I use http://www.archchinese.com
Archchinese has the similar features as yellowbridge.com, but it does not have the annoying ads and page refreshing.

nick   June 28th, 2009 10:32a.m.

Dict.cn also has example sentences:
http://dict.cn/en/search/

We'll also do example sentences at some point, although that's been getting pushed back like the component decompositions (though not as far).

jpo   July 2nd, 2009 10:31p.m.

As jww1066 points out, a link to the character/word on MDBG would be really helpful, and presumably pretty easy to implement. Zhongwen.com would be cool too, but I still haven't figured out how to link to a specific character there.

nick   July 3rd, 2009 8:42a.m.

The thing with linking all these links is that we're planning on turning all the places we'd obviously put them right now into something else fairly soon, and then we'd have no real place to put them.

We'll think about ways to non-clutteringly jam them in there with the next prompt iteration, but cannot promise.

andrewc   July 24th, 2009 12:48p.m.

this would be a truly essential feature for me.

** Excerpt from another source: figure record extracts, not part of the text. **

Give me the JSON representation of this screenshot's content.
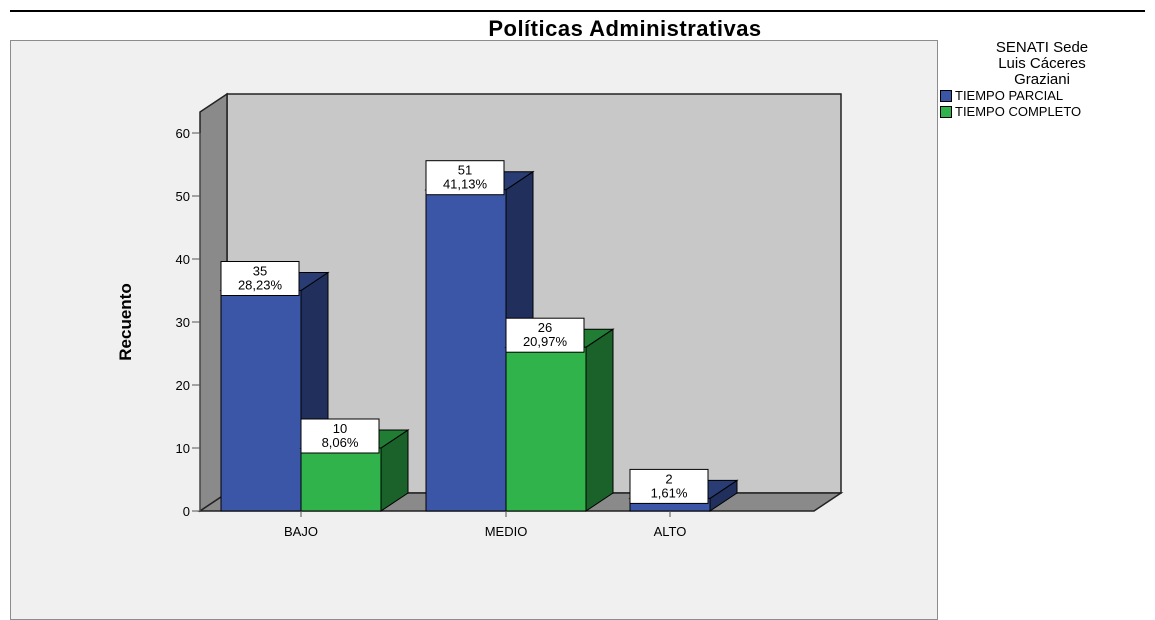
{
  "chart_data": {
    "type": "bar",
    "title": "Políticas Administrativas",
    "ylabel": "Recuento",
    "xlabel": "",
    "categories": [
      "BAJO",
      "MEDIO",
      "ALTO"
    ],
    "ylim": [
      0,
      60
    ],
    "yticks": [
      0,
      10,
      20,
      30,
      40,
      50,
      60
    ],
    "yticklabels": [
      "0",
      "10",
      "20",
      "30",
      "40",
      "50",
      "60"
    ],
    "legend": {
      "title": [
        "SENATI Sede",
        "Luis Cáceres",
        "Graziani"
      ],
      "placement": "right"
    },
    "series": [
      {
        "name": "TIEMPO PARCIAL",
        "color": "#3b56a6",
        "values": [
          35,
          51,
          2
        ],
        "labels": [
          [
            "35",
            "28,23%"
          ],
          [
            "51",
            "41,13%"
          ],
          [
            "2",
            "1,61%"
          ]
        ]
      },
      {
        "name": "TIEMPO COMPLETO",
        "color": "#2fb34a",
        "values": [
          10,
          26,
          null
        ],
        "labels": [
          [
            "10",
            "8,06%"
          ],
          [
            "26",
            "20,97%"
          ],
          null
        ]
      }
    ],
    "style": "3d"
  }
}
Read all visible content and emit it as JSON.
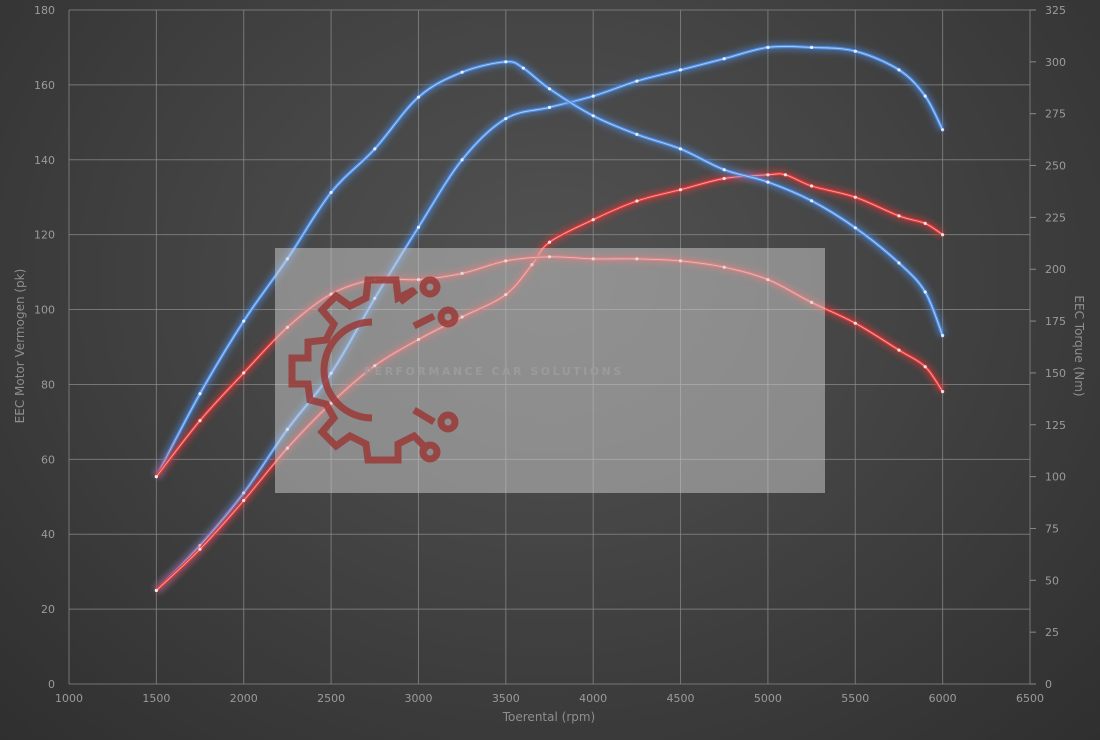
{
  "chart_data": {
    "type": "line",
    "xlabel": "Toerental (rpm)",
    "ylabel_left": "EEC Motor Vermogen (pk)",
    "ylabel_right": "EEC Torque (Nm)",
    "xlim": [
      1000,
      6500
    ],
    "xticks": [
      1000,
      1500,
      2000,
      2500,
      3000,
      3500,
      4000,
      4500,
      5000,
      5500,
      6000,
      6500
    ],
    "ylim_left": [
      0,
      180
    ],
    "yticks_left": [
      0,
      20,
      40,
      60,
      80,
      100,
      120,
      140,
      160,
      180
    ],
    "ylim_right": [
      0,
      325
    ],
    "yticks_right": [
      0,
      25,
      50,
      75,
      100,
      125,
      150,
      175,
      200,
      225,
      250,
      275,
      300,
      325
    ],
    "grid": true,
    "colors": {
      "tuned": "#4f90e8",
      "stock": "#e23838"
    },
    "series": [
      {
        "axis": "left",
        "color": "tuned",
        "x": [
          1500,
          1750,
          2000,
          2250,
          2500,
          2750,
          3000,
          3250,
          3500,
          3750,
          4000,
          4250,
          4500,
          4750,
          5000,
          5250,
          5500,
          5750,
          5900,
          6000
        ],
        "values": [
          25,
          37,
          51,
          68,
          83,
          103,
          122,
          140,
          151,
          154,
          157,
          161,
          164,
          167,
          170,
          170,
          169,
          164,
          157,
          148
        ]
      },
      {
        "axis": "left",
        "color": "stock",
        "x": [
          1500,
          1750,
          2000,
          2250,
          2500,
          2750,
          3000,
          3250,
          3500,
          3650,
          3750,
          4000,
          4250,
          4500,
          4750,
          5000,
          5100,
          5250,
          5500,
          5750,
          5900,
          6000
        ],
        "values": [
          25,
          36,
          49,
          63,
          75,
          85,
          92,
          98,
          104,
          112,
          118,
          124,
          129,
          132,
          135,
          136,
          136,
          133,
          130,
          125,
          123,
          120
        ]
      },
      {
        "axis": "right",
        "color": "tuned",
        "x": [
          1500,
          1750,
          2000,
          2250,
          2500,
          2750,
          3000,
          3250,
          3500,
          3600,
          3750,
          4000,
          4250,
          4500,
          4750,
          5000,
          5250,
          5500,
          5750,
          5900,
          6000
        ],
        "values": [
          100,
          140,
          175,
          205,
          237,
          258,
          283,
          295,
          300,
          297,
          287,
          274,
          265,
          258,
          248,
          242,
          233,
          220,
          203,
          189,
          168
        ]
      },
      {
        "axis": "right",
        "color": "stock",
        "x": [
          1500,
          1750,
          2000,
          2250,
          2500,
          2750,
          3000,
          3250,
          3500,
          3750,
          4000,
          4250,
          4500,
          4750,
          5000,
          5250,
          5500,
          5750,
          5900,
          6000
        ],
        "values": [
          100,
          127,
          150,
          172,
          188,
          195,
          195,
          198,
          204,
          206,
          205,
          205,
          204,
          201,
          195,
          184,
          174,
          161,
          153,
          141
        ]
      }
    ]
  },
  "watermark": {
    "text": "PERFORMANCE CAR SOLUTIONS"
  }
}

You guys don't necessarily need recognition. But just after the character is written show the etymology on the left hand side. Is it really that hard to implement in the near future?

nick   July 26th, 2009 3:41p.m.

When it comes to software development, it's always harder than it sounds. It probably wouldn't be hard to throw something together for the moment, but there's a chance it would, or that it would cause support costs because it's not very good, or that it'd need documentation or look ugly until the real version comes.

But I can ensure that none of that happens, while eking out a tiny bone of satisfaction, by making the characters in the prompt interface an invisible link to MDBG for now (so only people who read this will know about it and get used to it). We will have to wait on showing our real etymologies later.

rgwatwormhill   August 3rd, 2009 7:12p.m.

The invisible link to MDBG is great, thanks.
(I found it by mistake when attempting to copy the character, prior to pasting it in MDBG myself}.
Please keep it there, if at all possible.

andrewc   August 17th, 2009 2:17p.m.

Hi Nick, thanks for your patience and communication, even to my thoughtless, uninformed suggestion (I mean this sincerely). You guys are doing great work and imho onto something big. The link to MDBG is more than enough to tide me over until the component-based recognition comes along.

nick   August 17th, 2009 5:57p.m.

Hey, no problem, Andrew. The idea has proved to be a good one and you helped everyone else learn better by thwapping me with it until I actually put it in. Now I've got a bunch more ideas based on it.

If we're onto one thing that's big, I'd say it's developing based on feedback from users. Not a new idea, but most of the goodness of Skritter comes not from us but from you guys.